Mavenir felt slammed in the trade press this week by a couple of articles that cited reports from Dell’Oro and Moody’s.
First, the Dell’Oro report said that Mavenir had fallen out of the ranks of the top 5 mobile core vendors and had been replaced by Cisco. According to the Dell'Oro report, as of the second quarter 2023, the top 5 mobile core vendors are now Huawei, Ericsson, Nokia, ZTE and Cisco.
A story in Light Reading, citing Dell’Oro’s report, suggested that Mavenir had “hit the skids.”
But Pardeep Kohli, CEO of Mavenir said the problem is that Dell’Oro lumps wireless and wireline networks together, and Mavenir doesn’t work in wireline networks.
He said Cisco has a packet core, but it doesn’t have an IMS wireless voice component. Cisco bought Starent in 2009, obtaining its packet core. And it bought BroadSoft in 2018, which does wireline voice only.
Kohli said Cisco is “weak in wireless,” but it has a packet core in wireless and a wireline IMS from the BroadSoft acquisition, and Dell’Oro lumped all that together and referred to it as “mobile core network.”
Mavenir also complained that it’s not fair to compare vendors who sell both mobile core software and hardware against Mavenir, which only does the software.
Kohli said, “It’s like comparing apples and oranges.” Mavenir only sells the software, which can ride on off-the-shelf servers from the likes of Dell and HPE. If the Dell’Oro report made a fair comparison, it would have to collect the revenue made by Dell and HPE and include that.

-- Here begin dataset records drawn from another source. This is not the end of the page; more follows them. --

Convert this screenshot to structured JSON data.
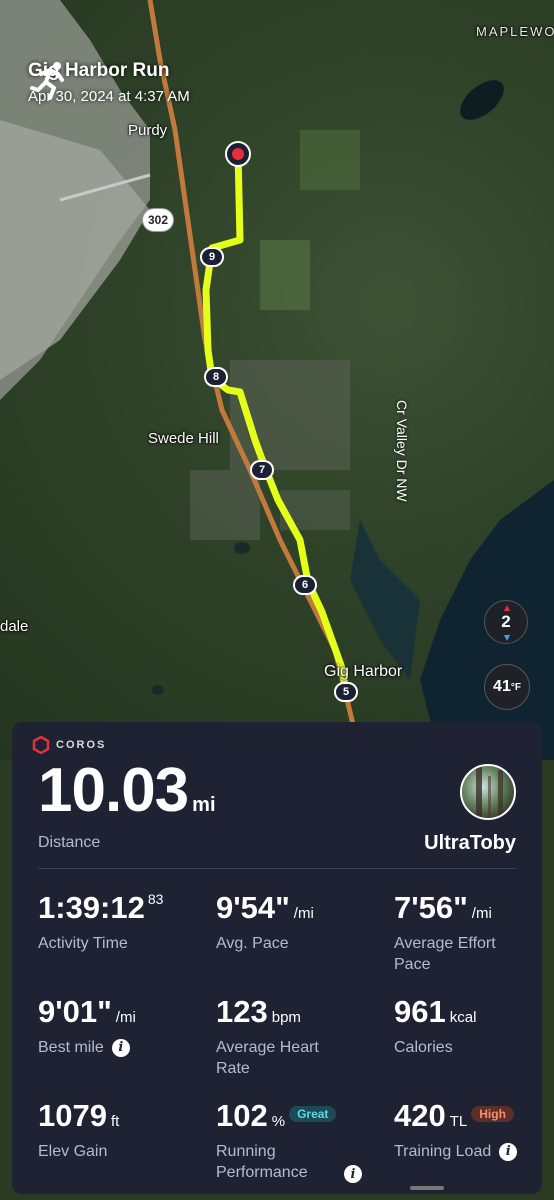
{
  "activity": {
    "title": "Gig Harbor Run",
    "datetime": "Apr 30, 2024 at 4:37 AM",
    "type_icon": "running-person-icon"
  },
  "map": {
    "labels": {
      "maplewood": "MAPLEWOO",
      "purdy": "Purdy",
      "route_302": "302",
      "swede_hill": "Swede Hill",
      "valley_dr": "Cr Valley Dr NW",
      "dale": "dale",
      "gig_harbor": "Gig Harbor"
    },
    "mile_markers": [
      "9",
      "8",
      "7",
      "6",
      "5"
    ],
    "route_color": "#e4ff1a",
    "compass": {
      "value": "2",
      "icon": "compass-icon"
    },
    "weather": {
      "temp": "41",
      "unit": "°F"
    }
  },
  "card": {
    "brand": "COROS",
    "distance": {
      "value": "10.03",
      "unit": "mi",
      "label": "Distance"
    },
    "username": "UltraToby",
    "stats": [
      {
        "value": "1:39:12",
        "sup": "83",
        "unit": "",
        "label": "Activity Time"
      },
      {
        "value": "9'54\"",
        "unit": "/mi",
        "label": "Avg. Pace"
      },
      {
        "value": "7'56\"",
        "unit": "/mi",
        "label": "Average Effort Pace"
      },
      {
        "value": "9'01\"",
        "unit": "/mi",
        "label": "Best mile"
      },
      {
        "value": "123",
        "unit": "bpm",
        "label": "Average Heart Rate"
      },
      {
        "value": "961",
        "unit": "kcal",
        "label": "Calories"
      },
      {
        "value": "1079",
        "unit": "ft",
        "label": "Elev Gain"
      },
      {
        "value": "102",
        "unit": "%",
        "badge": "Great",
        "label": "Running Performance"
      },
      {
        "value": "420",
        "unit": "TL",
        "badge": "High",
        "label": "Training Load"
      }
    ]
  }
}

He also said the behavior of operators is changing, and they no longer need companies like Mavenir to act as a middle-man to buy their off-the-shelf servers. They can simply buy those themselves. And Mavenir never really wanted to be in the server-selling business, anyway. Kohli said, “We can run on Cisco, Dell hardware. In a way, we are a category of our own.”

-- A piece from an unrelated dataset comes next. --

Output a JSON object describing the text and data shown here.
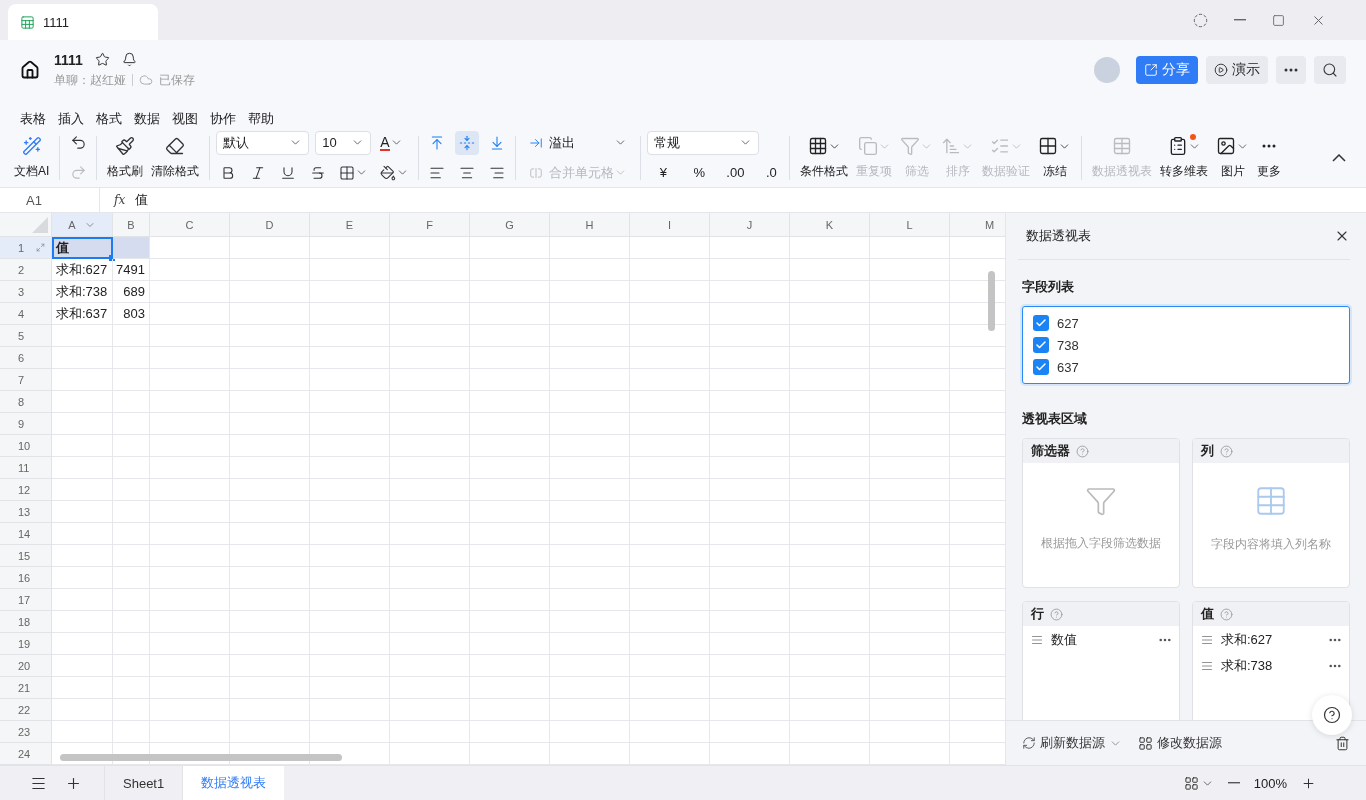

Finally, Kohli said the full Dell’Oro report does include sections that break out mobile core vendors by software and hardware, and Mavenir looks much better in those sections compared to its competitors. But those sections didn’t make any of the headlines this week. **Update 9/1/23 7:04 pm: Mavenir clarified that previous Dell'Oro reports had the breakdown of NFV and non-NFV as well as Wireline and Wireless IMS until July 2022, but stopped publishing those breakdown in July 2022.
Kohli has penned his own blog defending Mavenir in regard to the Dell’Oro report.
As a side note, everyone in the industry knows that Mavenir is doing open radio access network (RAN) work for Dish. But Kohli today said its biggest mobile core network customer in the U.S. is T-Mobile. “T-Mobile is the only one that has gone live with Voice over New Radio (VoNR), he said. “In T-Mobile, we are doing the core. They are using our product.”
Moody’s report
Mavenir also looked kind of bad this week after Moody’s downgraded the company’s corporate family rating (CFR) from B3 to Caa1.
Moody’s stated, "The downgrade of the CFR to Caa1 reflects significantly lower revenue and EBITDA expectations over the next 12-18 months, due primarily to economic uncertainties, slower than expected radio deployments, and a significant delay by a major customer to deploy Mavenir's solution in a fixed wireless architecture."
Kohli said Moody’s looks at companies based purely on their debt. And Mavenir is clearly spending money on R&D for its open RAN technology, causing cash to go down. And interest rates have risen. So Moody’s ratings are just “natural mathematics.”
But he isn’t concerned about Mavenir’s finances. He noted that even the U.S. government’s credit rating was recently downgraded by Fitch.
He said Mavenir continues to raise money, and its debt is not due until 2028. “Ratings don’t mean anything if you keep paying your bills.”
Moody’s report wasn’t all negative. It stated, “Strengths to the credit profile include a large target addressable market with strong demand drivers. Its niche position to develop and deploy new software, hardware, and services for next generation 5G Open RAN wireless architectures is generating a small, but high-growth base of new revenue streams. It also has hundreds of customers including most of the top 20 carriers and good geographic revenue diversity, which are positive credit factors.”
Kohli said, “I have raised money in the last 15 out of 18 years. This year we’ve already announced we have raised $100 million.”
He said Mavenir is spending aggressively on R&D “by choice,” and “it’s not that we are being forced."